Com essa necessidade de imputação de culpa à vítima observamos a utilização, incorreta do artigo 59 do Código Penal “comportamento da vítima” É uma distorção da aplicação da vitimologia, uma vez que a vítima nunca poderá ser mais culpada que o agressor ou tão culpada quanto ele numa situação real de estupro. Ao tentar encaixá-la nesses dois perfis tenta-se evitar que o agressor vá para o sistema prisional, uma vez que é sabido que as leis da prisão punem com rigor quem pratica o crime de estupro. O que é absurdo uma vez que antes de praticar o ato o agressor deveria ponderar sobre as futuras punições, além de não haver culpa nenhuma da vítima pela punição que seu agressor possa sofrer.

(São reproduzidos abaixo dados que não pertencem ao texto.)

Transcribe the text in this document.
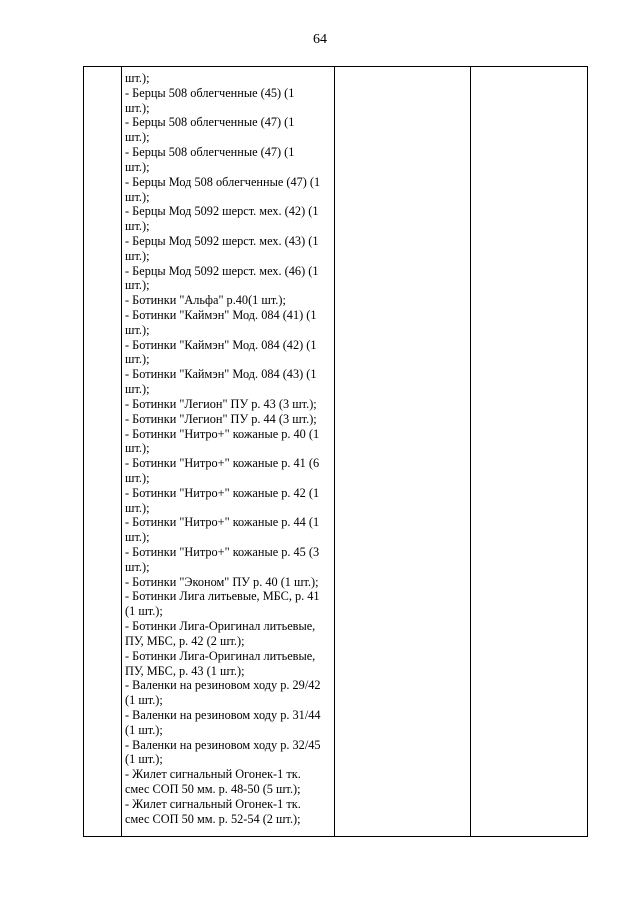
64

шт.);
- Берцы 508 облегченные (45) (1
шт.);
- Берцы 508 облегченные (47) (1
шт.);
- Берцы 508 облегченные (47) (1
шт.);
- Берцы Мод 508 облегченные (47) (1
шт.);
- Берцы Мод 5092 шерст. мех. (42) (1
шт.);
- Берцы Мод 5092 шерст. мех. (43) (1
шт.);
- Берцы Мод 5092 шерст. мех. (46) (1
шт.);
- Ботинки "Альфа" р.40(1 шт.);
- Ботинки "Каймэн" Мод. 084 (41) (1
шт.);
- Ботинки "Каймэн" Мод. 084 (42) (1
шт.);
- Ботинки "Каймэн" Мод. 084 (43) (1
шт.);
- Ботинки "Легион" ПУ р. 43 (3 шт.);
- Ботинки "Легион" ПУ р. 44 (3 шт.);
- Ботинки "Нитро+" кожаные р. 40 (1
шт.);
- Ботинки "Нитро+" кожаные р. 41 (6
шт.);
- Ботинки "Нитро+" кожаные р. 42 (1
шт.);
- Ботинки "Нитро+" кожаные р. 44 (1
шт.);
- Ботинки "Нитро+" кожаные р. 45 (3
шт.);
- Ботинки "Эконом" ПУ р. 40 (1 шт.);
- Ботинки Лига литьевые, МБС, р. 41
(1 шт.);
- Ботинки Лига-Оригинал литьевые,
ПУ, МБС, р. 42 (2 шт.);
- Ботинки Лига-Оригинал литьевые,
ПУ, МБС, р. 43 (1 шт.);
- Валенки на резиновом ходу р. 29/42
(1 шт.);
- Валенки на резиновом ходу р. 31/44
(1 шт.);
- Валенки на резиновом ходу р. 32/45
(1 шт.);
- Жилет сигнальный Огонек-1 тк.
смес СОП 50 мм. р. 48-50 (5 шт.);
- Жилет сигнальный Огонек-1 тк.
смес СОП 50 мм. р. 52-54 (2 шт.);
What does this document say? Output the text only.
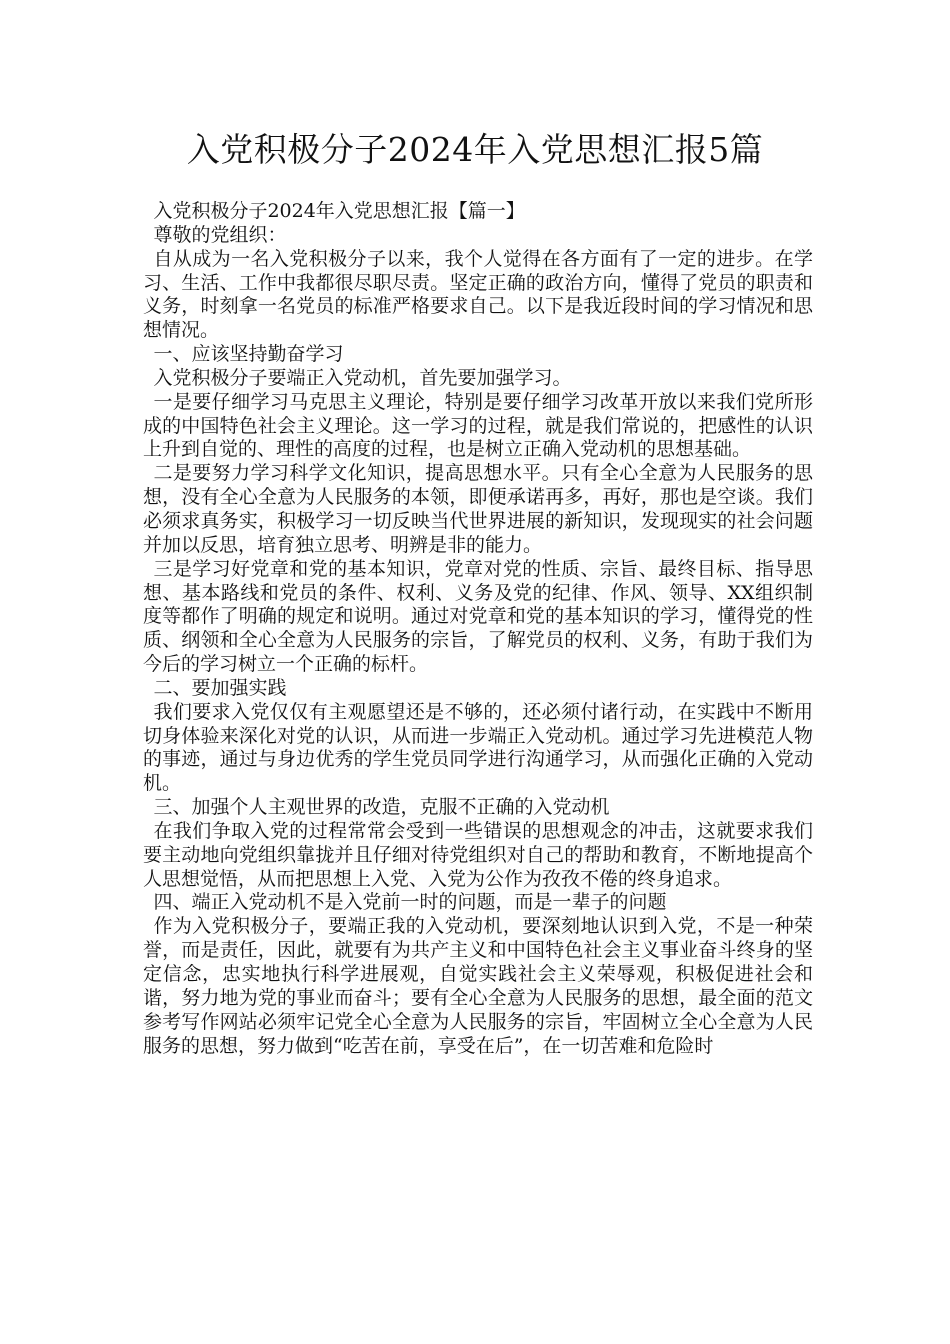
入党积极分子2024年入党思想汇报5篇

入党积极分子2024年入党思想汇报【篇一】

尊敬的党组织：

自从成为一名入党积极分子以来，我个人觉得在各方面有了一定的进步。在学习、生活、工作中我都很尽职尽责。坚定正确的政治方向，懂得了党员的职责和义务，时刻拿一名党员的标准严格要求自己。以下是我近段时间的学习情况和思想情况。

一、应该坚持勤奋学习

入党积极分子要端正入党动机，首先要加强学习。

一是要仔细学习马克思主义理论，特别是要仔细学习改革开放以来我们党所形成的中国特色社会主义理论。这一学习的过程，就是我们常说的，把感性的认识上升到自觉的、理性的高度的过程，也是树立正确入党动机的思想基础。

二是要努力学习科学文化知识，提高思想水平。只有全心全意为人民服务的思想，没有全心全意为人民服务的本领，即便承诺再多，再好，那也是空谈。我们必须求真务实，积极学习一切反映当代世界进展的新知识，发现现实的社会问题并加以反思，培育独立思考、明辨是非的能力。

三是学习好党章和党的基本知识，党章对党的性质、宗旨、最终目标、指导思想、基本路线和党员的条件、权利、义务及党的纪律、作风、领导、XX组织制度等都作了明确的规定和说明。通过对党章和党的基本知识的学习，懂得党的性质、纲领和全心全意为人民服务的宗旨，了解党员的权利、义务，有助于我们为今后的学习树立一个正确的标杆。

二、要加强实践

我们要求入党仅仅有主观愿望还是不够的，还必须付诸行动，在实践中不断用切身体验来深化对党的认识，从而进一步端正入党动机。通过学习先进模范人物的事迹，通过与身边优秀的学生党员同学进行沟通学习，从而强化正确的入党动机。

三、加强个人主观世界的改造，克服不正确的入党动机

在我们争取入党的过程常常会受到一些错误的思想观念的冲击，这就要求我们要主动地向党组织靠拢并且仔细对待党组织对自己的帮助和教育，不断地提高个人思想觉悟，从而把思想上入党、入党为公作为孜孜不倦的终身追求。

四、端正入党动机不是入党前一时的问题，而是一辈子的问题

作为入党积极分子，要端正我的入党动机，要深刻地认识到入党，不是一种荣誉，而是责任，因此，就要有为共产主义和中国特色社会主义事业奋斗终身的坚定信念，忠实地执行科学进展观，自觉实践社会主义荣辱观，积极促进社会和谐，努力地为党的事业而奋斗；要有全心全意为人民服务的思想，最全面的范文参考写作网站必须牢记党全心全意为人民服务的宗旨，牢固树立全心全意为人民服务的思想，努力做到“吃苦在前，享受在后”，在一切苦难和危险时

Muito do que se julga da mulher está enraizado na cultura de algumas sociedades. Assim, não adianta o legislador imputar duras penas para o crime de estupro, se no momento do julgamento os magistrados, com mentalidade fechada e moralista, ainda julgam com mais rigor a conduta da vítima do que do imputado.
“Ainda que houvesse uma mudança radical na legislação penal a maior luta seria na transformação na consciência dos operadores jurídicos (membros da sociedade), que mesmo aplicando a lei adequadamente, ainda lançariam mão de mecanismos (in)conscientes e (in)diretos na intuito de desmerecer a vítima, principalmente mulher” (BARROS, JORGE-BIROL, 2013).
Assim para que possamos modificar a forma de ver esse crime temos que educar todas as camadas da sociedade, para que a violência dentro da família deixe de ser vista como algo natural pela criança. Para que haja oportunidades para a jovem que quer sair de casa, fugindo do autoritarismo e violência, se mantenha sozinha. E por fim que não reste dúvida de que quem deve ser investigado e punido é o agressor e não a vítima.